An excruciatingly long contest with the promise of untold riches and the fulfillment of one wish is the background for The Long Walk.

The rules of the annual contest named The Walk are simple.  Fifty young men walk continuously along a pre-arranged path at a minimum pace of 3 miles per hour.  Fall below the pace, and you will be issued a verbal warning and given thirty seconds to resume your speed. If a walker receives three warnings and stays below the minimum speed for thirty more seconds, his “ticket” will be punched and the walker will be removed from the contest. The Walk continues until there is one remaining contestant who can have whatever they want for the rest of their life as their prize.

The screenplay for The Long Walk was written by JT Mollner (Strange Darling). It is based on the 1979 novel of the same name by Stephen King (under his pseudonym Richard Bachman). The film stars Cooper Hoffman, David Jonsson, Garrett Wareing, Tut Nyuot, Charlie Plummer, Ben Wang, Roman Griffin Davis, Jordan Gonzalez, Josh Hamilton, Judy Greer, and Mark Hamill. The film is directed by Francis Lawrence (The Hunger Games).

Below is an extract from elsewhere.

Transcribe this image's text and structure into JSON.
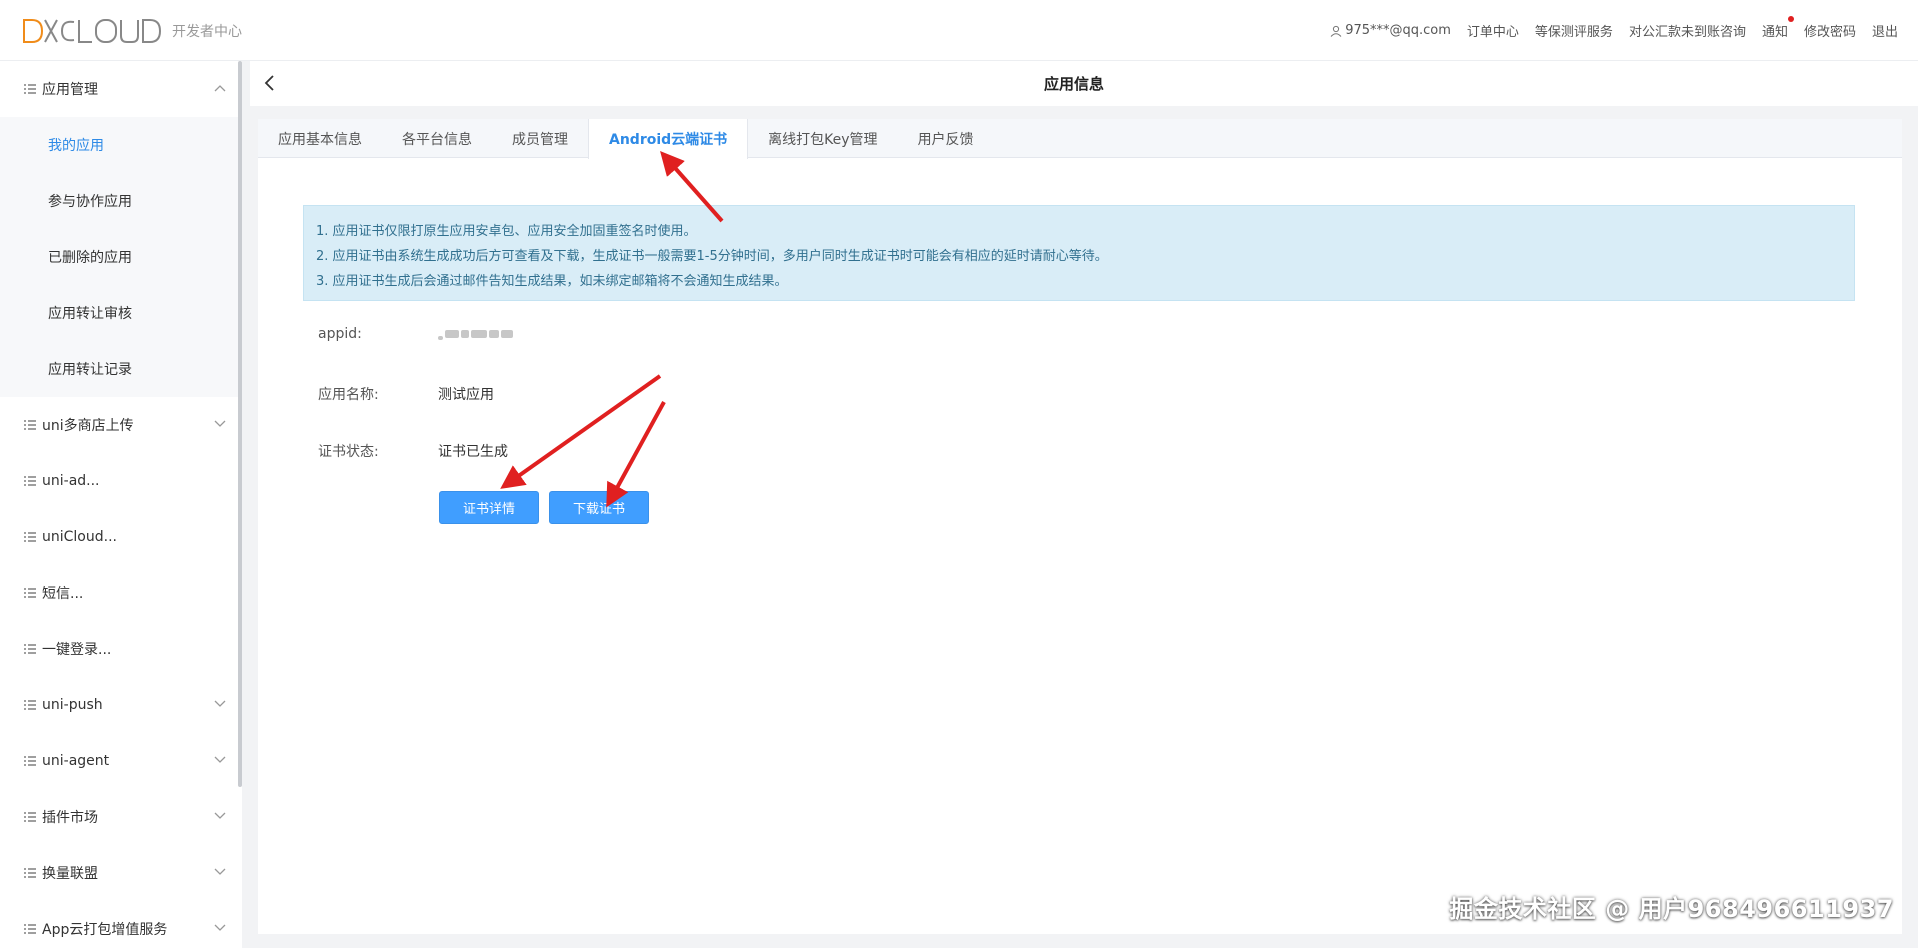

Lawrence is an interesting choice as director for the film. At first blush, The Long Walk can easily be compared to The Hunger Games.  Both films are set in a militarized, economically ravaged America and center around a brutal annual competition. In this film, fifty teenage boys are forced to walk nonstop, facing instantaneous execution if they slacken their pace. Again, like in Hunger Games, the contest is televised as entertainment and cruelly intended to motivate a struggling nation.  Since the two properties appear to be closely related cousins, Lawrence seems the perfect choice to direct.

The Long Walk has the reputation of being the first book that Stephen King ever wrote.  Eight years before writing Carrie, at the tender age of nineteen, King penned this story under the pseudonym of Richard Bachman.  King wrote this book long before there was a market for young adult fiction.  Recently, though, Walk  has been listed as one of the top 100 books for reading by teenage readers.  There are even rumors that King’s book was an inspiration for Suzanne Collins’ work.

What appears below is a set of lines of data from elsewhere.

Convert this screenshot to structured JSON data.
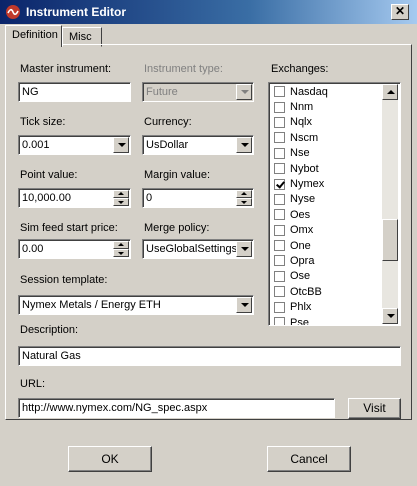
{
  "window": {
    "title": "Instrument Editor",
    "close_glyph": "✕"
  },
  "tabs": [
    {
      "label": "Definition"
    },
    {
      "label": "Misc"
    }
  ],
  "form": {
    "master_instrument": {
      "label": "Master instrument:",
      "value": "NG"
    },
    "instrument_type": {
      "label": "Instrument type:",
      "value": "Future"
    },
    "tick_size": {
      "label": "Tick size:",
      "value": "0.001"
    },
    "currency": {
      "label": "Currency:",
      "value": "UsDollar"
    },
    "point_value": {
      "label": "Point value:",
      "value": "10,000.00"
    },
    "margin_value": {
      "label": "Margin value:",
      "value": "0"
    },
    "sim_feed_start_price": {
      "label": "Sim feed start price:",
      "value": "0.00"
    },
    "merge_policy": {
      "label": "Merge policy:",
      "value": "UseGlobalSettings"
    },
    "session_template": {
      "label": "Session template:",
      "value": "Nymex Metals / Energy ETH"
    },
    "description": {
      "label": "Description:",
      "value": "Natural Gas"
    },
    "url": {
      "label": "URL:",
      "value": "http://www.nymex.com/NG_spec.aspx"
    },
    "visit_label": "Visit"
  },
  "exchanges": {
    "label": "Exchanges:",
    "items": [
      {
        "name": "Nasdaq",
        "checked": false
      },
      {
        "name": "Nnm",
        "checked": false
      },
      {
        "name": "Nqlx",
        "checked": false
      },
      {
        "name": "Nscm",
        "checked": false
      },
      {
        "name": "Nse",
        "checked": false
      },
      {
        "name": "Nybot",
        "checked": false
      },
      {
        "name": "Nymex",
        "checked": true
      },
      {
        "name": "Nyse",
        "checked": false
      },
      {
        "name": "Oes",
        "checked": false
      },
      {
        "name": "Omx",
        "checked": false
      },
      {
        "name": "One",
        "checked": false
      },
      {
        "name": "Opra",
        "checked": false
      },
      {
        "name": "Ose",
        "checked": false
      },
      {
        "name": "OtcBB",
        "checked": false
      },
      {
        "name": "Phlx",
        "checked": false
      },
      {
        "name": "Pse",
        "checked": false
      }
    ]
  },
  "footer": {
    "ok_label": "OK",
    "cancel_label": "Cancel"
  },
  "icons": {
    "app": "instrument-app-icon",
    "close": "close-icon",
    "dropdown": "chevron-down-icon",
    "spin_up": "spin-up-icon",
    "spin_down": "spin-down-icon",
    "checkbox": "checkbox-icon",
    "scroll_up": "scroll-up-icon",
    "scroll_down": "scroll-down-icon"
  },
  "colors": {
    "titlebar_start": "#0a246a",
    "titlebar_end": "#a6caf0",
    "dialog_face": "#d4d0c8",
    "disabled_text": "#808080"
  }
}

For those who are fans of the book, it must be said that there are a number of changes from the original book to the screenplay by JT Mollner.  But what is the purpose of making a movie without putting your own personal touches on it, right?  The warning is that if you are expecting a faithful adaptation of the book, this is not what you are looking for.

All that being said, the plot of the story is very simplistic.  The themes are what is eternal.  The central theme of survival is explored through the brutal contest where fifty teenage boys (one hundred in the book) must walk without rest under threat of death. Under these dire circumstances, themes of friendship and mutual respect evolve.

The cast is phenomenal.  Cooper Hoffman (son of the late Phillip Seymour Hoffman) plays Ray Garraty, the main protagonist, a young man with a secret reason for being on the Walk. Supporting him is David Jonsson’s Peter McVries, another young man who seems to be in the contest for different reasons than everyone else.  (The character of McVries in this film is slightly modified from the one in the book.)  Both actors work well together and bring a wistful optimism to the film, resembling the pairing of Red and Andy in The Shawshank Redemption.

Rated R for strong bloody violence, grisly images, suicide, pervasive language, and sexual references, The Long Walk is a masterful, purposefully paced, and raw film about survival, trauma, and authoritarian violence.  It is so emotionally draining that viewers will truly leave theaters feeling like they walked themselves.